Who Is Hiring The Lobbyists In the P2P Content Wars

Back when I was in the music business I sat on a couple of the industry boards.

Back then there was a considerable amount of naivete about how to deal with government. The attitudes of the “industry” were totally, “screw the government; they will come around to our thinking if they have any sense…”

I had friends who were bureaucrats who I asked advice from now and again, and they told me, “if you want to get things done, hire a lobbyist”. So I recommended to one of the industry groups where I was a director that we hire a lobbyist. We did. And the industry got the outcome that it wanted.

Now most major industries hire lobbyists to get their points across. I suspect that the content industry as a whole is no different.

The results are really amazing when you think about it.

Because what happens is that the ordinary person in the street has no idea that companies working together present a point of view to a government that is so eminently logical and so helpful to government that they just take it on board and make it policy.

It is only when suddenly the industry splits that the little people get a chance to see what is really happening.

Such was the case recently when the retail booksellers worked to get the legislation on imports of books changed. And it was going to decimate the local publishing industry… At that point, the point of severe difference, suddenly the local authors got motivated and the government decided that it had better move to the sidelines of the debate and let the various groups that form the overall industry fight it out.

The problem of course is that one part of an industry will present itself as the whole industry to get its point across, when the reality is that there is a whole lot more to the ecosystem than may initially meet the eye.

Such is the case with the music industry.

The music industry actually incorporates record companies, publishers, venues, artists, managers, equipment retail and hire, crews, and on and on. It is a really big industry in terms of employment.

But for the most part people think about the record business being the music industry.

Actually the recorded music industry is still quite big and a lot of of it is obscure unless you really think about it.

I would suggest that this part of the industry includes artists, songwriters, music publishers, record companies, recording studios and engineers…. and retailers including online plus…. telcos.

The infrastructure of the music industry got a whole lot more complex during the last ten years.

It also got a whole lot more profitable.

Yes – that's right. In spite of the PR that the record industry rolls out that they are being hurt by piracy, their margins grew by an order of magnitude as a result of online sales. And piracy, as it always has been, was just a cost of doing business. Now that may be an unacceptable cost for some of the people in the record business, but let's face it, how many times have you ever heard of an industry telling everyone how fabulous life is. (Think about the farmers – when it rains they will tell you that they have had floods. When its dry they tell you that there is a drought. Its never right – if it was they wouldn't be able to get the government to keep bailing them out).

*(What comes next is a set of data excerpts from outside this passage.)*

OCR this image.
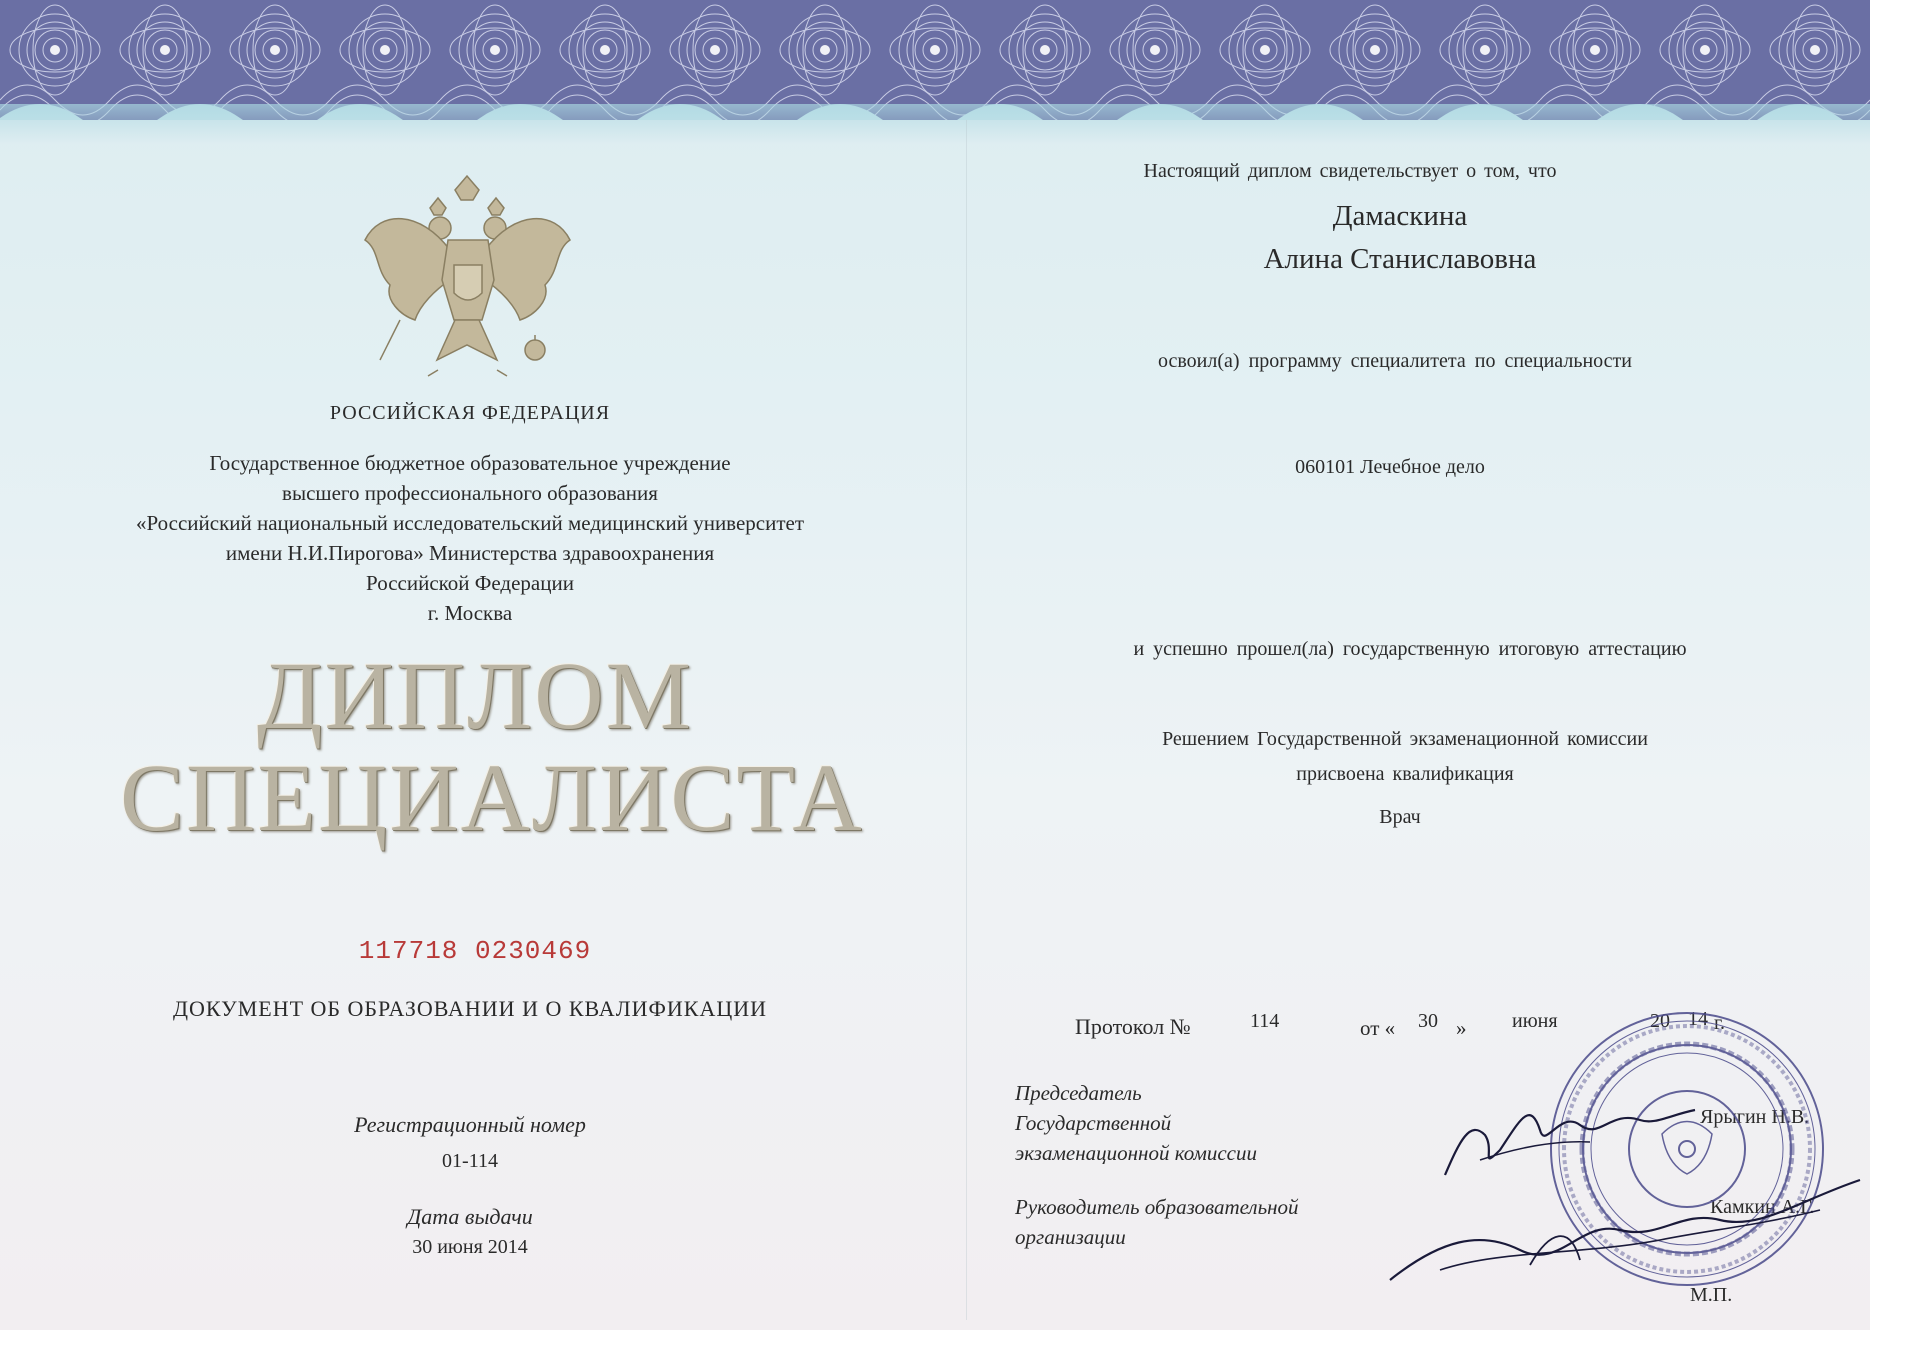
РОССИЙСКАЯ ФЕДЕРАЦИЯ
Государственное бюджетное образовательное учреждение
высшего профессионального образования
«Российский национальный исследовательский медицинский университет
имени Н.И.Пирогова» Министерства здравоохранения
Российской Федерации
г. Москва
ДИПЛОМ
СПЕЦИАЛИСТА
117718 0230469
ДОКУМЕНТ ОБ ОБРАЗОВАНИИ И О КВАЛИФИКАЦИИ
Регистрационный номер
01-114
Дата выдачи
30 июня 2014
Настоящий диплом свидетельствует о том, что
Дамаскина
Алина Станиславовна
освоил(а) программу специалитета по специальности
060101 Лечебное дело
и успешно прошел(ла) государственную итоговую аттестацию
Решением Государственной экзаменационной комиссии
присвоена квалификация
Врач
Протокол №	114	от « 30 » июня	20 14 г.
Председатель
Государственной
экзаменационной комиссии
Ярыгин Н.В.
Руководитель образовательной
организации
Камкин А.Г.
М.П.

The recorded music industry, I would venture to say, has never made so much money from its catalogues. To qualify that, I am talking gross margin here – not necessarily revenue.

The other thing that has happened to the record business is that they have been able to gradually shed staff without any real acrimony, because they have been able to paint the picture of poverty based on the rationale that they have lost so much money because of piracy. Shedding staff means that overheads are managed down and presto, you have even better net profit!

Here is the thing though. We are now getting to a point where the record business is starting to butt heads with the telcos. The telcos may not love P2P any more than the record companies because of the constant need that is driven for infrastructure improvement. But lets face it, all that data traffic that is moving round the network means that people, consumers that is, now totally accept the concept that they need many many gigabytes of data in their monthly plan. That means that they all get to be upsold to bigger better faster plans. And every business loves the upsell.

The telcos don't want the gravy train to stop, and chaos in the marketplace with consumers not understanding the plans they are on is good, just as consumers downloading huge swathes of content is good – good for their profitability that is.

When the record companies and the telcos butt heads about copyright of course the telcos will agree about the prinicples, because they are law abiding corporate citizens just like anyone would expect. But behind the scenes I wonder if they are briefing their lobbyists, setting the scene for a battle royal about how the citizenry need to have more online freedoms…. particularly in a world with an NBN offering much more capacity for big chunks of data to be consumed by more people.

It should be interesting to watch.

And this will be where the citizenry will have the opportunity, if it gets together with one voice, to become quite influential.